When our commissions are neighborhood in scale and involve hundreds of dwellings, we borrow a strategy from standard product design and develop a basic set of building “chassis” with multiple variations in style, massing, materials, and color schemes. This approach marries the efficiency of high-volume real estate production with the variety of building types and nuanced architectural expression necessary to support a finely crafted urban plan. It represents the best value equation for the community and its future inhabitants, achieving the beauty of pre–War neighborhoods at the lowest possible price. Efficiencies like these are important here and around the world as the urgent need for shelter demands large quantities of housing at an affordable cost.
A Better World
Our external process has also shifted, expanding in scope from conversations with a single client to those with the diverse and ever-expanding cast involved in the making of neighborhoods and communities. What used to be closed door meetings have now become multiple conversations in a wide variety of settings in which we have learned the importance of listening.

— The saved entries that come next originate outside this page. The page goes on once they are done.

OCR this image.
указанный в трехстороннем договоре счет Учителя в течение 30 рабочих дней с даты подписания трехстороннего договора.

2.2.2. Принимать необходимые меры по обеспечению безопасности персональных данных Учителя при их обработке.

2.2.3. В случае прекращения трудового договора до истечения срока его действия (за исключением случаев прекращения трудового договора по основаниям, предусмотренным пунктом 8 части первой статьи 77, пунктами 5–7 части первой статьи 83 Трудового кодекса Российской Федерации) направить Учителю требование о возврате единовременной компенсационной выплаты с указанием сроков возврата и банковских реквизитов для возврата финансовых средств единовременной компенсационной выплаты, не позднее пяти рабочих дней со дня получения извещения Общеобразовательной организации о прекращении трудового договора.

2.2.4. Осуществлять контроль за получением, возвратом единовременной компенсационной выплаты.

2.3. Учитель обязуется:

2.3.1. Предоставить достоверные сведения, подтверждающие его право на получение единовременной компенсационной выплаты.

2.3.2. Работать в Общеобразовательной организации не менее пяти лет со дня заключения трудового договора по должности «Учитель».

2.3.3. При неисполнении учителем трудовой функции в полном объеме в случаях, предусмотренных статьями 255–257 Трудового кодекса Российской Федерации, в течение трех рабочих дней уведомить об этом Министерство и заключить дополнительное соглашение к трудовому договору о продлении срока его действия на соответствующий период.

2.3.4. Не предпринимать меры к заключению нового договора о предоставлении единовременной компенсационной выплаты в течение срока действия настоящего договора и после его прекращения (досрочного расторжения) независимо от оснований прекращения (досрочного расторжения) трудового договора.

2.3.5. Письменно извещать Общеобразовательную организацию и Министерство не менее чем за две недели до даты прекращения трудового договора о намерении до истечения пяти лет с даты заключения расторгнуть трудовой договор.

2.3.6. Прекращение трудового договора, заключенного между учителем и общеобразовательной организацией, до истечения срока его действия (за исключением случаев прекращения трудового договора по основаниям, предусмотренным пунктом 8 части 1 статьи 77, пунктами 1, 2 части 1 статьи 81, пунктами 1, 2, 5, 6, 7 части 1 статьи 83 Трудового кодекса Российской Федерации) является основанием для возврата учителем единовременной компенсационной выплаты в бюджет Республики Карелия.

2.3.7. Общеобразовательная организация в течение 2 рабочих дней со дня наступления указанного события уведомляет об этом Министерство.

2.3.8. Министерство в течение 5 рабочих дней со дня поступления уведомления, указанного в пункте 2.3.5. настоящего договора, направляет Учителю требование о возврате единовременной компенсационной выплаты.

Private commissions have increasingly become public/private ventures, charged not only with producing new real estate but also furthering important public goals. Revitalizing a distressed community, maximizing transit investments, or creating a 24/7 downtown have all been imperatives behind our housing commissions. More than simply real estate transactions, these projects operate as change agents, providing the catalyst that stimulates a broader transformation and helps to improve the city.
In the end, our goal is to elevate the quality of everyday environments, and bring new dignity to ordinary housing and more power to the places they make. Our work is about making the background buildings that line the city’s ordinary streets and squares in which daily life unfolds. Simply put, we are the designers of the fabric of the city and strive to make the most beautiful things out of the simplest clay.